Il primo film riesce a svolgere dignitosamente il proprio compito, risultando gradevole, ma inferiore alla sua controparte cartacea. Nel secondo le cose cambiano, dato che ci troviamo di fronte un adattamento in grado di fornire un’ottima panoramica del mondo di Berserk e dei suoi personaggi principali, raggiungendo un livello molto simile a quello del manga. Oggi ci occuperemo di analizzare l’ultima parte della trilogia per poi esprimere un verdetto definitivo.

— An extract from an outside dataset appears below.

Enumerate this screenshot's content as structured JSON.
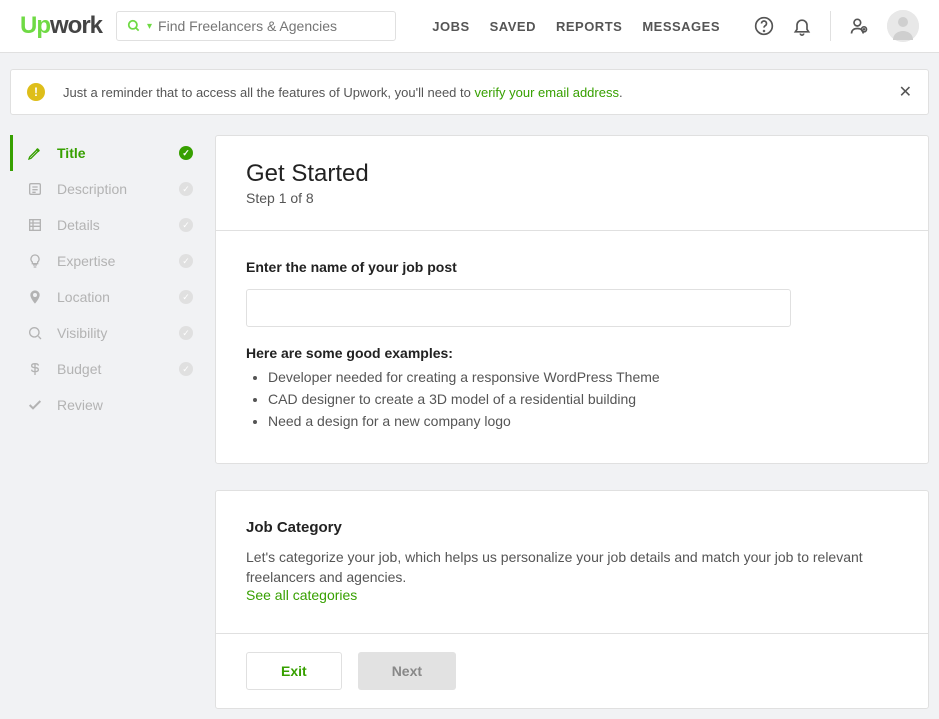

Il terzo capitolo, dal titolo “Berserk – L’epoca d’oro – Capitolo III – L’Avvento” affronta la parte di storia compresa tra la riunione di Gatsu con la Squadra dei Falchi e la “nascita” del guerriero nero in seguito a quella, ben più drammatica, di Phemt.

Il film inizia subito con il piede giusto, con un breve flashback/sogno di Grifis, seguito da una panoramica del suo corpo martoriato e reso quasi irriconoscibile da un anno di torture. Segue l’arrivo di alcuni esseri deformi, simili a feti abortiti, che strisciano fino a lui per rendergli omaggio baciandogli le dita. La sequenza si conclude con alcune immagini che anticipano quanto accadrà durante l’Avvento (meglio noto ai fan di Berserk come “Eclissi”).

La tecnica d’animazione cambia di nuovo, tornando, in molte scene, assai simile a quella ibrida tra 2D e 3D utilizzata in maniera massiccia nella prima pellicola. Stavolta però la resa è decisamente migliore, con i movimenti dei personaggi realistici e fluidi. Si segnala inoltre un incremento nella qualità delle sequenze “2D only”, più complesse e ricche di particolari che le avvicinano alle tavole di Berserk.

Ben reso lo sbocciare della passione tra Gatsu e Caska in seguito alla risoluzione del conflitto sorto tra loro nel film precedente. Il sentimento che li lega è evidenziato da un breve dialogo e da alcuni giochi di sguardi successivi alla loro prima volta.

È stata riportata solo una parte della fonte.